Fortis's acquisition by Malaysia's IHH may improve its operations
Malaysian group IHH Healthcare Berhad’s Rs 40 billion acquisition of Fortis Healthcare is expected to result in improved cash flow, better operating profit margins and new business opportunity for the Indian hospital chain.
Fortis, which has been under the regulatory scanner on charges of fund diversion, has seen its losses widen due to provisioning and its operating profit margins have trailed those of its peers in hospital and diagnostic business.
While the acquisition is expected to lead to synergies and savings in finance cost, procurements and maintenance, the tie-up will bring new therapies to Fortis, provide collaboration opportunities for its staff and increase footfalls.
In its investor presentation, IHH said it wanted to develop Fortis into a market leader. It said there was a potential to expand in international markets such as South and Central Asia and parts of Southeast Asia. However, IHH did not elaborate on global expansion.
IHH said it wanted to consolidate Fortis's diagnostic arm as a part of its larger global franchise. “This will help drive economies of scale and allow Fortis to capitalise on cost advantages relative to other regional markets by potentially centralising specific testing for IHH global network in India,” an IHH spokesperson said. Fortis' operating margins will get a boost with the acquisition of RHT’s assets. (Of the Rs 40 billion investment, Rs 26.50 billion would go towards the RHT acquisition).
India Infoline said Fortis' Ebit (earnings before interest and tax) margins were lower than Apollo Hospitals as trust costs of Rs 2.53 billion constituted significant portion of its operating costs. According to analysts, the trust costs add up to 30 per cent of operating expenses of its hospital business and 24 per cent of consolidated operating expenditure in Q4 FY18 and thus acquisition of RHT assets will reduce its expenses, improve margins and result in better valuations.

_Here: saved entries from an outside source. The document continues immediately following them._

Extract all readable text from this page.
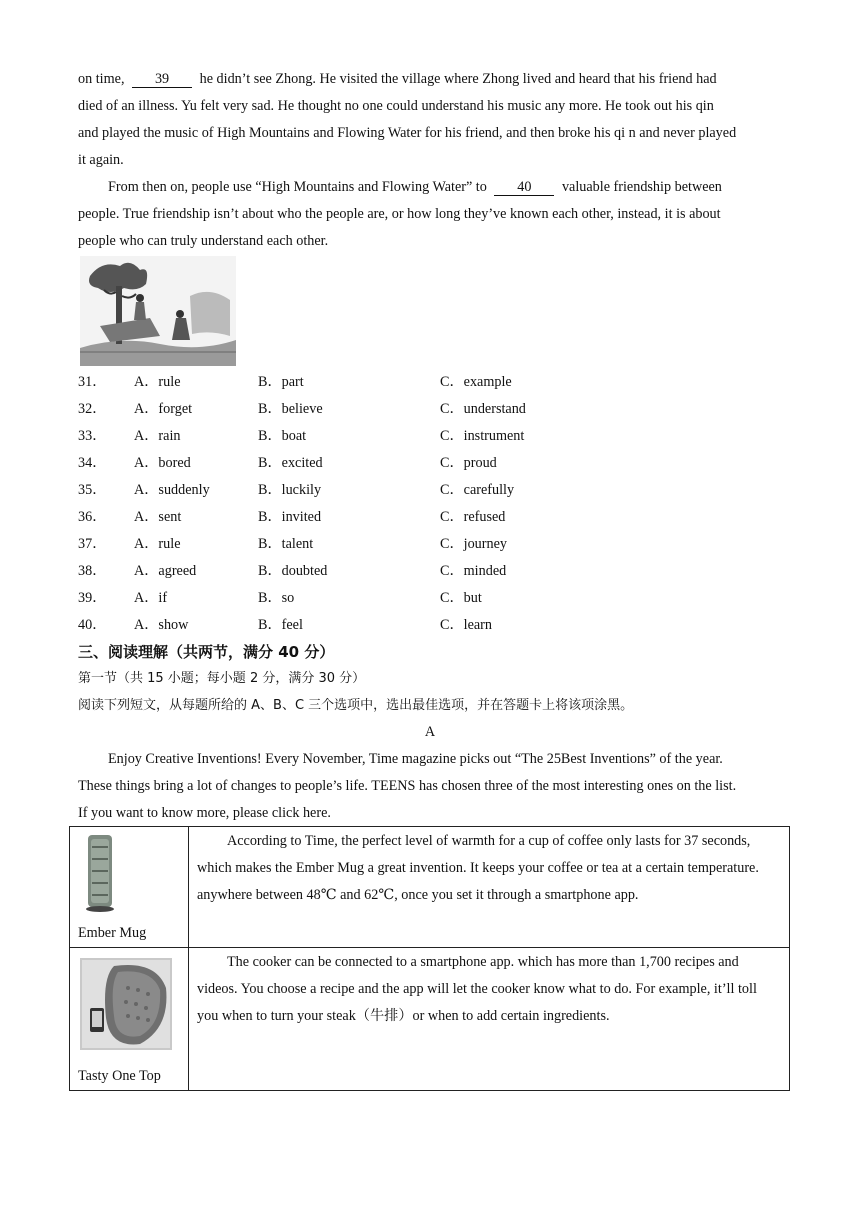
on time, 39 he didn’t see Zhong. He visited the village where Zhong lived and heard that his friend had
died of an illness. Yu felt very sad. He thought no one could understand his music any more. He took out his qin
and played the music of High Mountains and Flowing Water for his friend, and then broke his qi n and never played
it again.
From then on, people use “High Mountains and Flowing Water” to 40 valuable friendship between
people. True friendship isn’t about who the people are, or how long they’ve known each other, instead, it is about
people who can truly understand each other.
31． A．rule	B．part	C．example
32． A．forget	B．believe	C．understand
33． A．rain	B．boat	C．instrument
34． A．bored	B．excited	C．proud
35． A．suddenly	B．luckily	C．carefully
36． A．sent	B．invited	C．refused
37． A．rule	B．talent	C．journey
38． A．agreed	B．doubted	C．minded
39． A．if	B．so	C．but
40． A．show	B．feel	C．learn
三、阅读理解（共两节，满分 40 分）
第一节（共 15 小题；每小题 2 分，满分 30 分）
阅读下列短文，从每题所给的 A、B、C 三个选项中，选出最佳选项，并在答题卡上将该项涂黑。
A
Enjoy Creative Inventions! Every November, Time magazine picks out “The 25Best Inventions” of the year.
These things bring a lot of changes to people’s life. TEENS has chosen three of the most interesting ones on the list.
If you want to know more, please click here.
Ember Mug	According to Time, the perfect level of warmth for a cup of coffee only lasts for 37 seconds, which makes the Ember Mug a great invention. It keeps your coffee or tea at a certain temperature. anywhere between 48℃ and 62℃, once you set it through a smartphone app.

Tasty One Top	The cooker can be connected to a smartphone app. which has more than 1,700 recipes and videos. You choose a recipe and the app will let the cooker know what to do. For example, it’ll toll you when to turn your steak（牛排）or when to add certain ingredients.
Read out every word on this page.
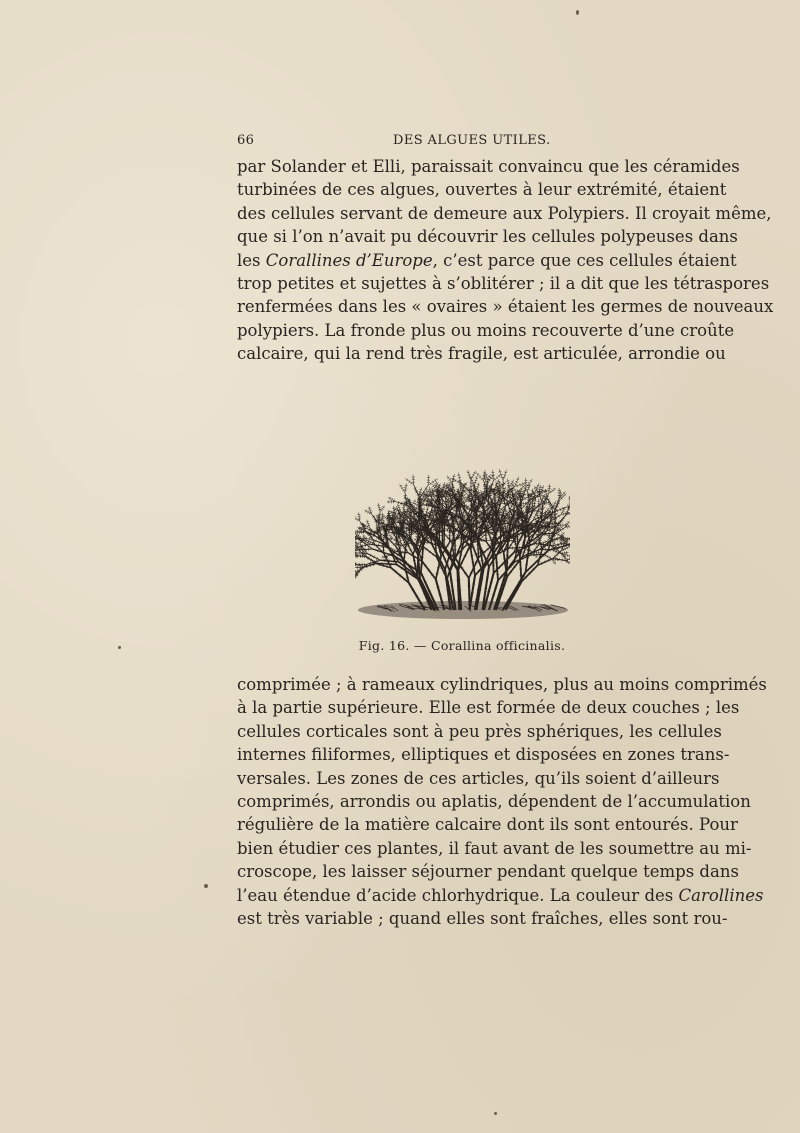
66	DES ALGUES UTILES.
par Solander et Elli, paraissait convaincu que les céramides
turbinées de ces algues, ouvertes à leur extrémité, étaient
des cellules servant de demeure aux Polypiers. Il croyait même,
que si l’on n’avait pu découvrir les cellules polypeuses dans
les Corallines d’Europe, c’est parce que ces cellules étaient
trop petites et sujettes à s’oblitérer ; il a dit que les tétraspores
renfermées dans les « ovaires » étaient les germes de nouveaux
polypiers. La fronde plus ou moins recouverte d’une croûte
calcaire, qui la rend très fragile, est articulée, arrondie ou
Fig. 16. — Corallina officinalis.
comprimée ; à rameaux cylindriques, plus au moins comprimés
à la partie supérieure. Elle est formée de deux couches ; les
cellules corticales sont à peu près sphériques, les cellules
internes filiformes, elliptiques et disposées en zones trans-
versales. Les zones de ces articles, qu’ils soient d’ailleurs
comprimés, arrondis ou aplatis, dépendent de l’accumulation
régulière de la matière calcaire dont ils sont entourés. Pour
bien étudier ces plantes, il faut avant de les soumettre au mi-
croscope, les laisser séjourner pendant quelque temps dans
l’eau étendue d’acide chlorhydrique. La couleur des Carollines
est très variable ; quand elles sont fraîches, elles sont rou-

Muralidharan Nair, head-healthcare at consultancy EY, said Fortis integration with IHH would be smooth as Fortis management and board does not have any legacy issues. “IHH, however, should involve Fortis team members in the integration process. It should not impose its own style of functioning. I believe, IHH will bring rigour in business review and finance at Fortis,” he said.
Sandeep Bhasin, executive vice-president, market of India Infoline, said Fortis being one of the few tertiary care providers in India, it is not going to be difficult for IHH to turn it around given their experience in the sector. “Brands like this do not get created overnight, and patient footfall does not get affected thanks to some provisions in the balance sheet.” He said that the Luthra and Luthra report had brought out in open fund diversion and it is now known that the operations were not run in a cost-effective manner. “Once a credible management steps in, now that the former promoters are out of the scene, it would implement better cost management systems in place, and a turnaround would be within sight," he said.
However, the acquisition will not be without its challenges. Regulatory issues such as pricing of medical devices, government regulations etc are already impacting profitability of healthcare companies and impacting investor sentiments. So, any gains for Fortis may take a while to accrue.
Since IHH is also offering opportunity to investors to tender shares in an open offer, which will be at about Rs 170, about 15 per cent higher than current market price of Rs 147.80, for now it would be wise to encash the opportunity feel experts. S P Tulsian of sptulsian.com said investors should as of now focus on the open offer looking at the arbitrage opportunity which it is offering now.
Experts are of the view that there is lot of uncertainty around new write offs that can happen once new management takes control, hence G Chokkalingam at Equinomics Research too is of the view that investors would be better off tendering shares in the open offer.